The truth: While the box makes a big point about the product beginning “in the grove with fresh lemons selected for their superior taste,” the first ingredient is citric acid, which is almost always derived from corn, not lemons, made using a mold that feeds on corn syrup. The process of making citric acid from corn also produces manufactured glutamic acid (MSG) as well. The product also “contains soy,” which is hardly something you’d expect to find in a lemon grove.

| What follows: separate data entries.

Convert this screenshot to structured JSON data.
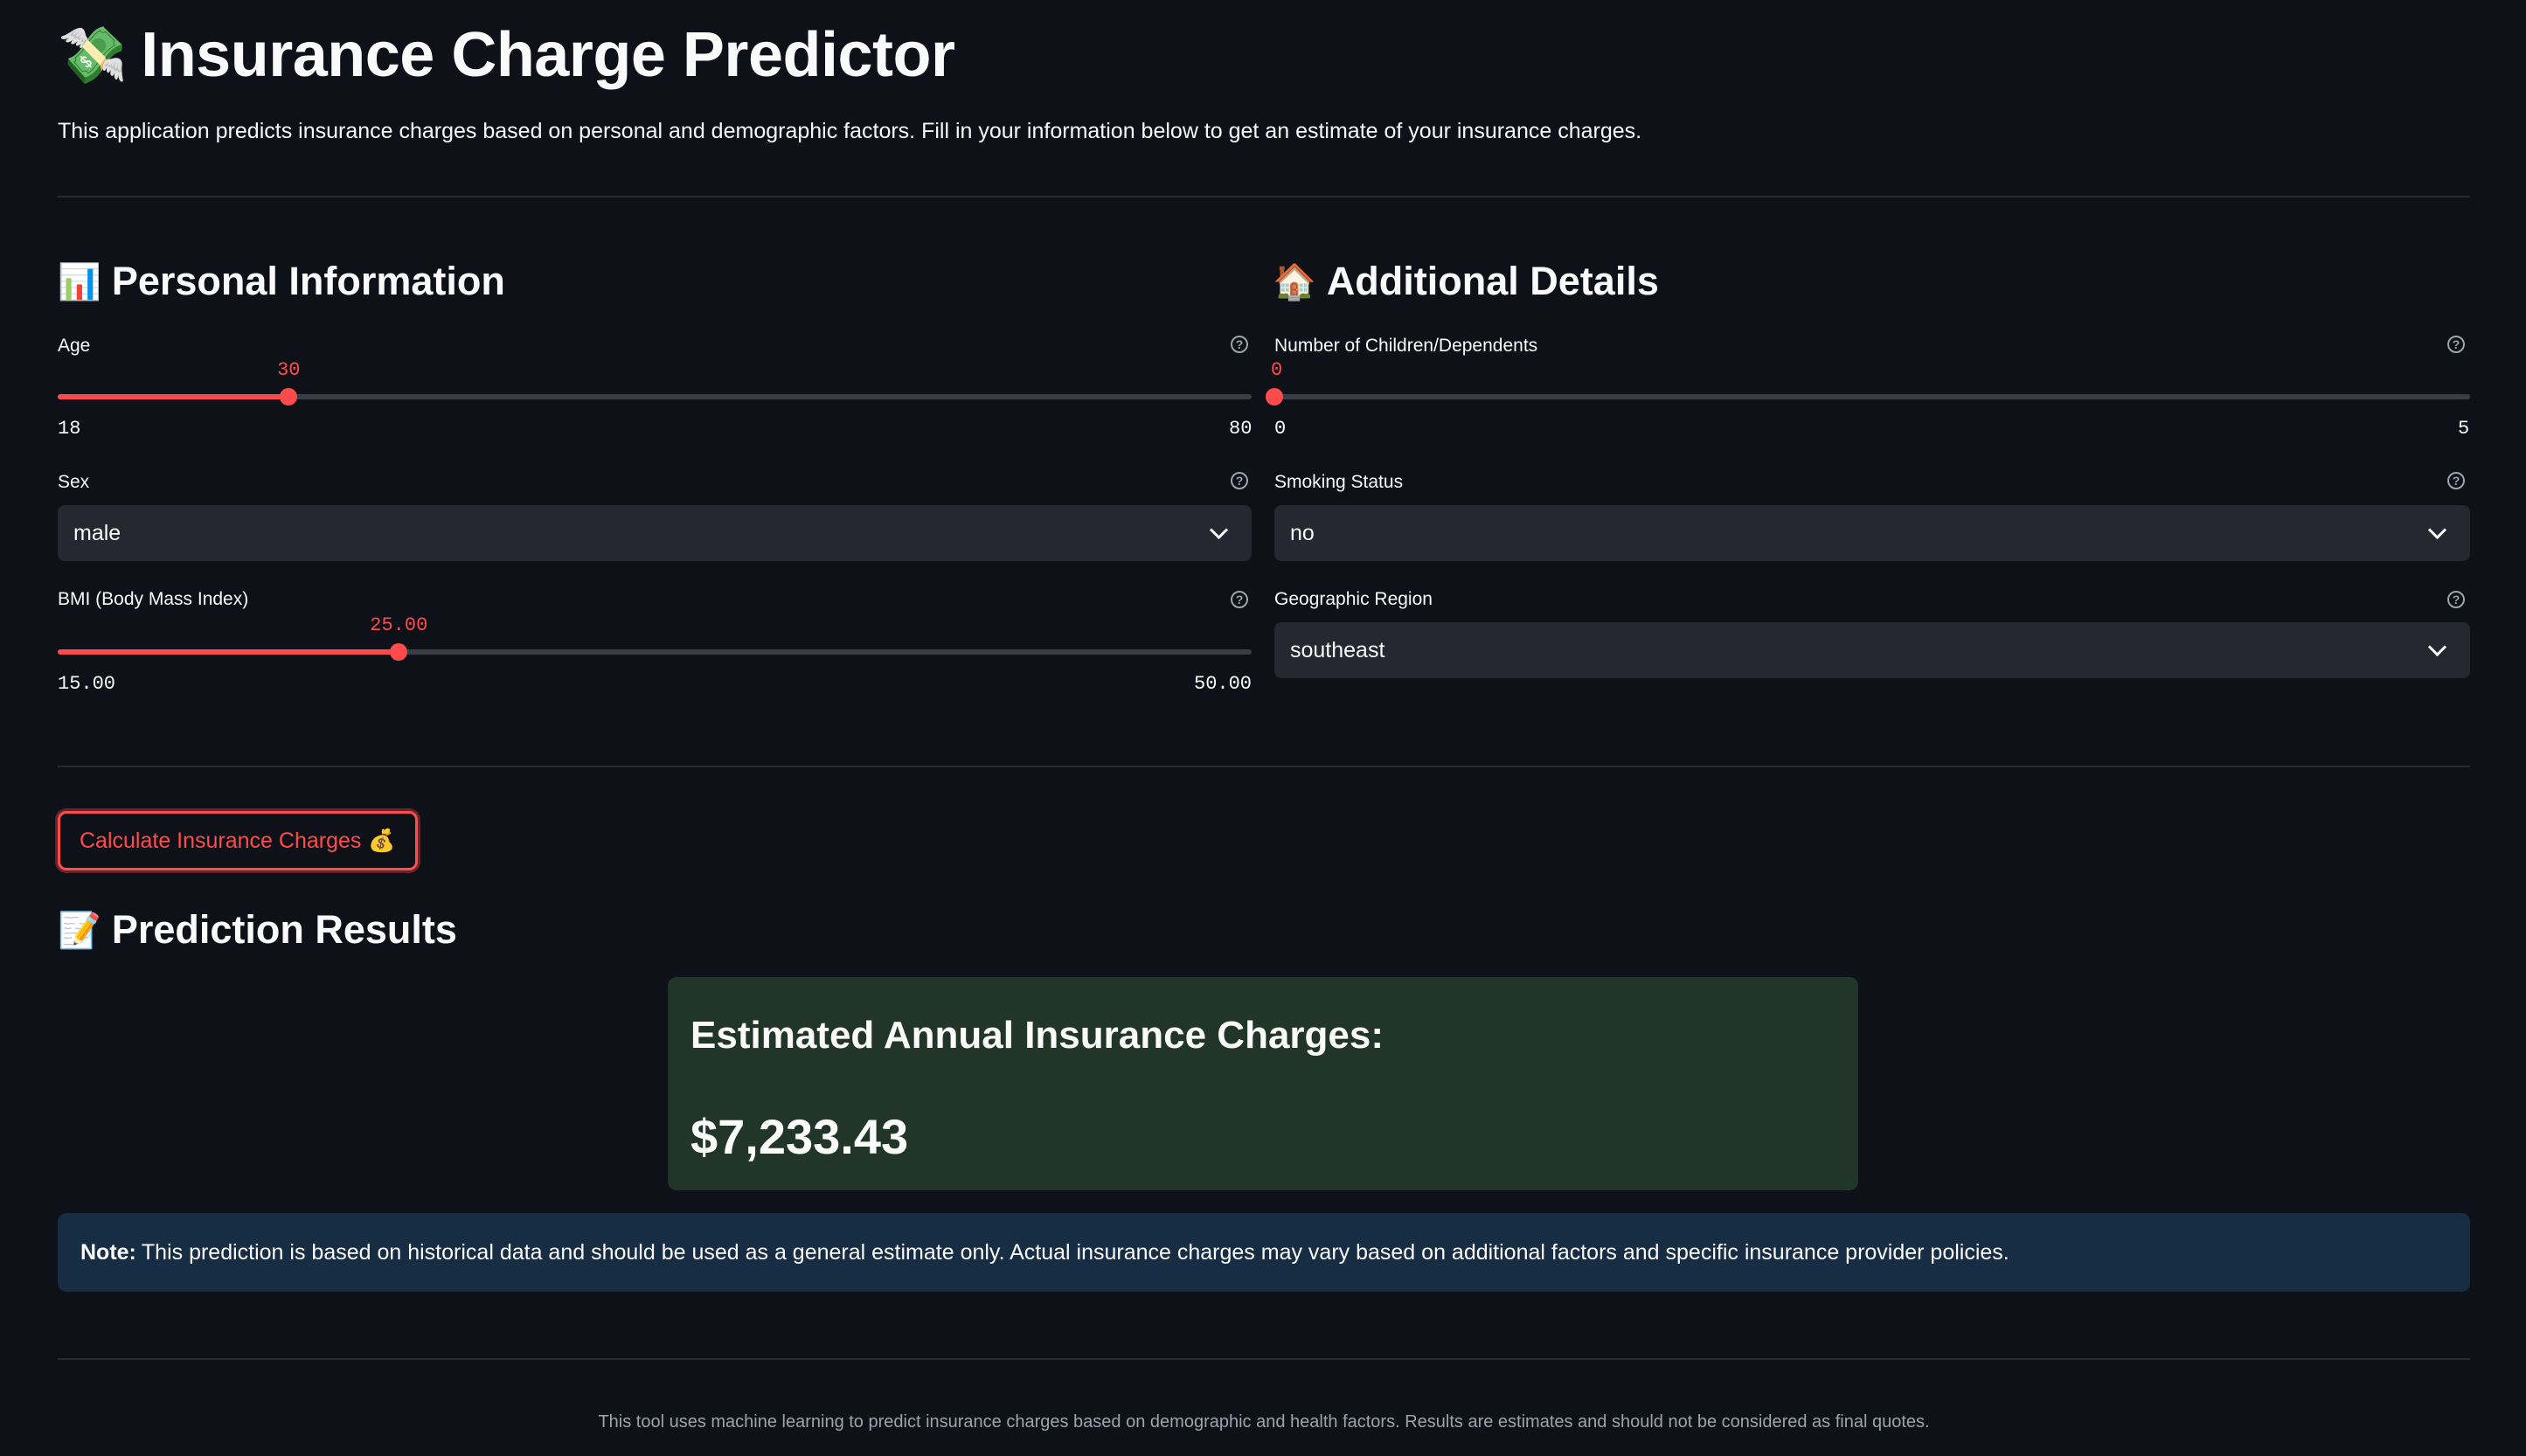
{
  "app": {
    "title": "Insurance Charge Predictor",
    "title_icon": "money-with-wings-icon",
    "description": "This application predicts insurance charges based on personal and demographic factors. Fill in your information below to get an estimate of your insurance charges."
  },
  "personal": {
    "heading": "Personal Information",
    "heading_icon": "bar-chart-icon",
    "age": {
      "label": "Age",
      "value": "30",
      "min": "18",
      "max": "80",
      "fraction": 0.1935
    },
    "sex": {
      "label": "Sex",
      "value": "male"
    },
    "bmi": {
      "label": "BMI (Body Mass Index)",
      "value": "25.00",
      "min": "15.00",
      "max": "50.00",
      "fraction": 0.2857
    }
  },
  "additional": {
    "heading": "Additional Details",
    "heading_icon": "house-icon",
    "children": {
      "label": "Number of Children/Dependents",
      "value": "0",
      "min": "0",
      "max": "5",
      "fraction": 0
    },
    "smoking": {
      "label": "Smoking Status",
      "value": "no"
    },
    "region": {
      "label": "Geographic Region",
      "value": "southeast"
    }
  },
  "calculate_button": {
    "label": "Calculate Insurance Charges",
    "icon": "money-bag-icon"
  },
  "results": {
    "heading": "Prediction Results",
    "heading_icon": "memo-icon",
    "box_title": "Estimated Annual Insurance Charges:",
    "value": "$7,233.43"
  },
  "note": {
    "prefix": "Note:",
    "text": "This prediction is based on historical data and should be used as a general estimate only. Actual insurance charges may vary based on additional factors and specific insurance provider policies."
  },
  "footer": "This tool uses machine learning to predict insurance charges based on demographic and health factors. Results are estimates and should not be considered as final quotes.",
  "colors": {
    "background": "#0e1117",
    "accent": "#ff4b4b",
    "result_bg": "#213529",
    "note_bg": "#172d43",
    "input_bg": "#262730"
  }
}
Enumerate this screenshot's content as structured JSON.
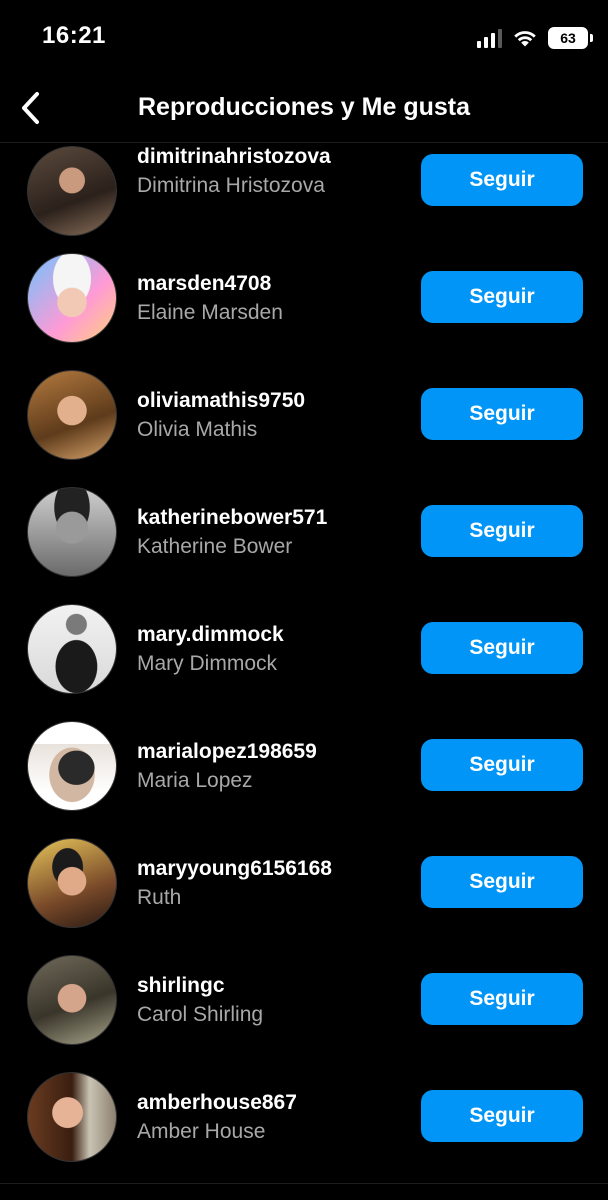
{
  "status_bar": {
    "time": "16:21",
    "battery": "63"
  },
  "header": {
    "title": "Reproducciones y Me gusta"
  },
  "colors": {
    "background": "#000000",
    "accent": "#0095f6",
    "secondary_text": "#a8a8a8"
  },
  "icons": {
    "back": "chevron-left-icon",
    "signal": "signal-icon",
    "wifi": "wifi-icon",
    "battery": "battery-icon"
  },
  "users": [
    {
      "username": "dimitrinahristozova",
      "full_name": "Dimitrina Hristozova",
      "button": "Seguir"
    },
    {
      "username": "marsden4708",
      "full_name": "Elaine Marsden",
      "button": "Seguir"
    },
    {
      "username": "oliviamathis9750",
      "full_name": "Olivia Mathis",
      "button": "Seguir"
    },
    {
      "username": "katherinebower571",
      "full_name": "Katherine Bower",
      "button": "Seguir"
    },
    {
      "username": "mary.dimmock",
      "full_name": "Mary Dimmock",
      "button": "Seguir"
    },
    {
      "username": "marialopez198659",
      "full_name": "Maria Lopez",
      "button": "Seguir"
    },
    {
      "username": "maryyoung6156168",
      "full_name": "Ruth",
      "button": "Seguir"
    },
    {
      "username": "shirlingc",
      "full_name": "Carol Shirling",
      "button": "Seguir"
    },
    {
      "username": "amberhouse867",
      "full_name": "Amber House",
      "button": "Seguir"
    }
  ]
}
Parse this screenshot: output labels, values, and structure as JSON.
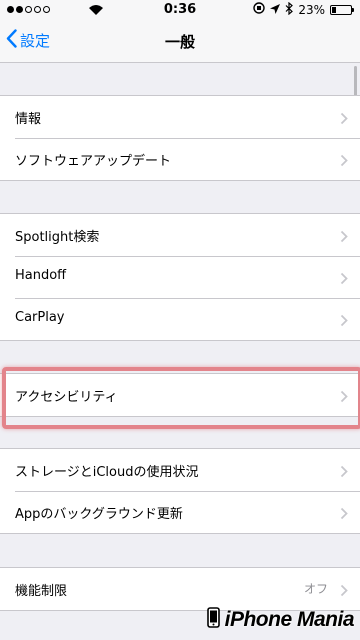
{
  "status_bar": {
    "time": "0:36",
    "battery": "23%",
    "signal_dots": 2
  },
  "nav": {
    "back_label": "設定",
    "title": "一般"
  },
  "groups": [
    {
      "rows": [
        {
          "label": "情報"
        },
        {
          "label": "ソフトウェアアップデート"
        }
      ]
    },
    {
      "rows": [
        {
          "label": "Spotlight検索"
        },
        {
          "label": "Handoff"
        },
        {
          "label": "CarPlay"
        }
      ]
    },
    {
      "rows": [
        {
          "label": "アクセシビリティ",
          "highlighted": true
        }
      ]
    },
    {
      "rows": [
        {
          "label": "ストレージとiCloudの使用状況"
        },
        {
          "label": "Appのバックグラウンド更新"
        }
      ]
    },
    {
      "rows": [
        {
          "label": "機能制限",
          "value": "オフ"
        }
      ]
    }
  ],
  "watermark": {
    "text": "iPhone Mania"
  },
  "colors": {
    "accent": "#007aff",
    "highlight": "#e3848b",
    "chevron": "#c7c7cc",
    "background": "#efeff4"
  }
}
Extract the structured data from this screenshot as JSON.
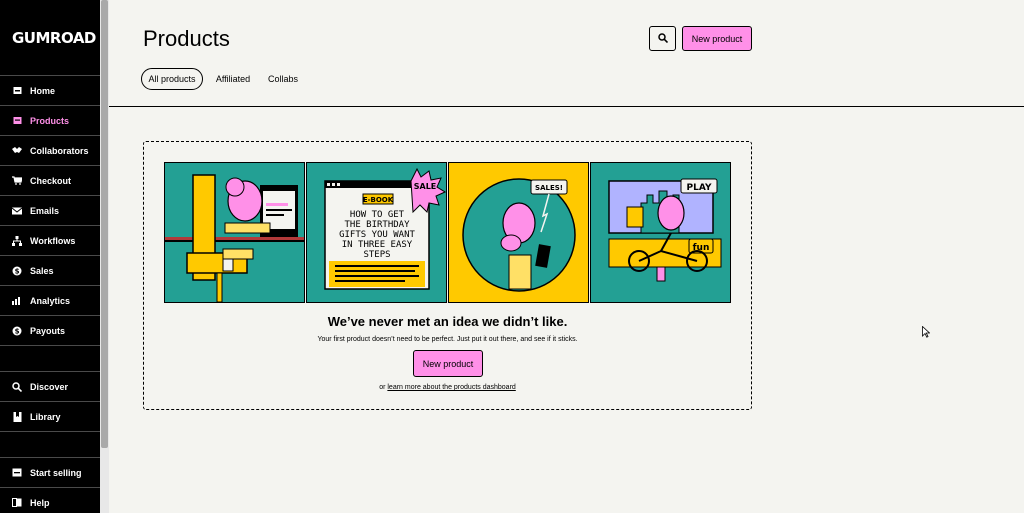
{
  "brand": {
    "logo_text": "GUMROAD"
  },
  "sidebar": {
    "items": [
      {
        "label": "Home",
        "icon": "home-icon"
      },
      {
        "label": "Products",
        "icon": "products-icon",
        "active": true
      },
      {
        "label": "Collaborators",
        "icon": "handshake-icon"
      },
      {
        "label": "Checkout",
        "icon": "cart-icon"
      },
      {
        "label": "Emails",
        "icon": "envelope-icon"
      },
      {
        "label": "Workflows",
        "icon": "workflow-icon"
      },
      {
        "label": "Sales",
        "icon": "dollar-icon"
      },
      {
        "label": "Analytics",
        "icon": "bar-chart-icon"
      },
      {
        "label": "Payouts",
        "icon": "payout-icon"
      },
      {
        "label": "Discover",
        "icon": "search-icon"
      },
      {
        "label": "Library",
        "icon": "bookmark-icon"
      },
      {
        "label": "Start selling",
        "icon": "shop-icon"
      },
      {
        "label": "Help",
        "icon": "help-book-icon"
      }
    ]
  },
  "header": {
    "title": "Products",
    "new_product_label": "New product",
    "tabs": [
      {
        "label": "All products",
        "active": true
      },
      {
        "label": "Affiliated"
      },
      {
        "label": "Collabs"
      }
    ]
  },
  "empty_state": {
    "title": "We’ve never met an idea we didn’t like.",
    "subtitle": "Your first product doesn’t need to be perfect. Just put it out there, and see if it sticks.",
    "cta_label": "New product",
    "learn_prefix": "or",
    "learn_link": "learn more about the products dashboard",
    "illustrations": {
      "ebook_tag": "E-BOOK",
      "ebook_text": [
        "HOW TO GET",
        "THE BIRTHDAY",
        "GIFTS YOU WANT",
        "IN THREE EASY",
        "STEPS"
      ],
      "sale_badge": "SALE",
      "sales_bubble": "SALES!",
      "play_bubble": "PLAY",
      "fun_sign": "fun"
    }
  },
  "colors": {
    "accent": "#ff90e8",
    "teal": "#23a094",
    "yellow": "#ffc900",
    "background": "#f4f4f0",
    "sidebar": "#000000"
  }
}
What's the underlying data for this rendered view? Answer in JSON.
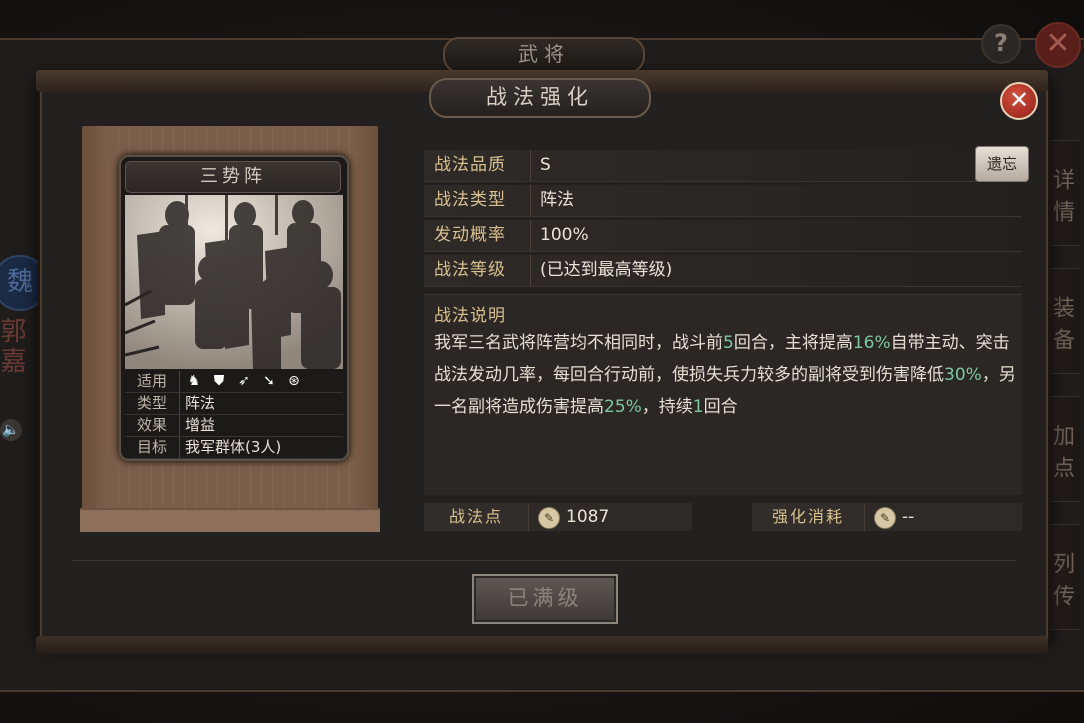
{
  "outer": {
    "title": "武将",
    "help_label": "?",
    "close_label": "✕"
  },
  "left_side": {
    "kingdom": "魏",
    "hero_name": "郭嘉",
    "speaker_icon": "speaker-icon"
  },
  "side_tabs": [
    "详情",
    "装备",
    "加点",
    "列传"
  ],
  "dialog": {
    "title": "战法强化",
    "close_label": "✕"
  },
  "card": {
    "name": "三势阵",
    "rows": [
      {
        "key": "适用",
        "value": ""
      },
      {
        "key": "类型",
        "value": "阵法"
      },
      {
        "key": "效果",
        "value": "增益"
      },
      {
        "key": "目标",
        "value": "我军群体(3人)"
      }
    ],
    "unit_icons": [
      "cavalry-icon",
      "shield-icon",
      "bow-icon",
      "spear-icon",
      "siege-icon"
    ]
  },
  "info": {
    "quality": {
      "label": "战法品质",
      "value": "S"
    },
    "type": {
      "label": "战法类型",
      "value": "阵法"
    },
    "rate": {
      "label": "发动概率",
      "value": "100%"
    },
    "level": {
      "label": "战法等级",
      "value": "(已达到最高等级)"
    },
    "legacy_button": "遗忘"
  },
  "description": {
    "title": "战法说明",
    "segments": [
      {
        "text": "我军三名武将阵营均不相同时，战斗前",
        "hl": false
      },
      {
        "text": "5",
        "hl": true
      },
      {
        "text": "回合，主将提高",
        "hl": false
      },
      {
        "text": "16%",
        "hl": true
      },
      {
        "text": "自带主动、突击战法发动几率，每回合行动前，使损失兵力较多的副将受到伤害降低",
        "hl": false
      },
      {
        "text": "30%",
        "hl": true
      },
      {
        "text": "，另一名副将造成伤害提高",
        "hl": false
      },
      {
        "text": "25%",
        "hl": true
      },
      {
        "text": "，持续",
        "hl": false
      },
      {
        "text": "1",
        "hl": true
      },
      {
        "text": "回合",
        "hl": false
      }
    ]
  },
  "points": {
    "label": "战法点",
    "value": "1087",
    "cost_label": "强化消耗",
    "cost_value": "--"
  },
  "max_button": "已满级"
}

The take-away: Most water flavorings contain some undesirable ingredients. If you want more than plain water, it’s not all that difficult to make your own flavored versions – eloquently known as “spa water” – as described here.

Hunt’s Tomatoes Sauce

The hook: “100% natural” (with depictions of fresh tomatoes) plus the supposed reliability of a long-established product from a big-name brand.

The truth: Tomato sauce should be one of the simplest of all products – made from ripe tomatoes –  which is the impression that you might get when you see a brand like Hunt’s on the shelf.  Unfortunately, that’s not often the case. This particular product, is made not from fresh tomatoes, but from “tomato puree” – meaning reconstituted industrial tomato concentrate, along with more citric acid, an ingredient called “tomato fiber,” and unspecified natural flavors. (It’s somewhat revealing that the product name appears to be simply “Hunt’s Sauce,” with the word “TOMATOES” stuck in in a tiny, practically invisible font.)

The take-away: While there are a lot of ‘not-so-great’ tomato sauce products out there, you can also find some really good, organic varieties. Watch out for “tomato puree” which is basically reconstituted tomato paste, and don’t let products with that ingredient fool you with pictures of fresh tomatoes, either.

So the answer to how to read a food package is quite simple: rather than focusing on the claims and graphics the manufacturer wants you to see, go right to  the ingredient label. And if that appears to be a list of things that don’t sound like food, just put the item back on the shelf and find something made from real ingredients instead.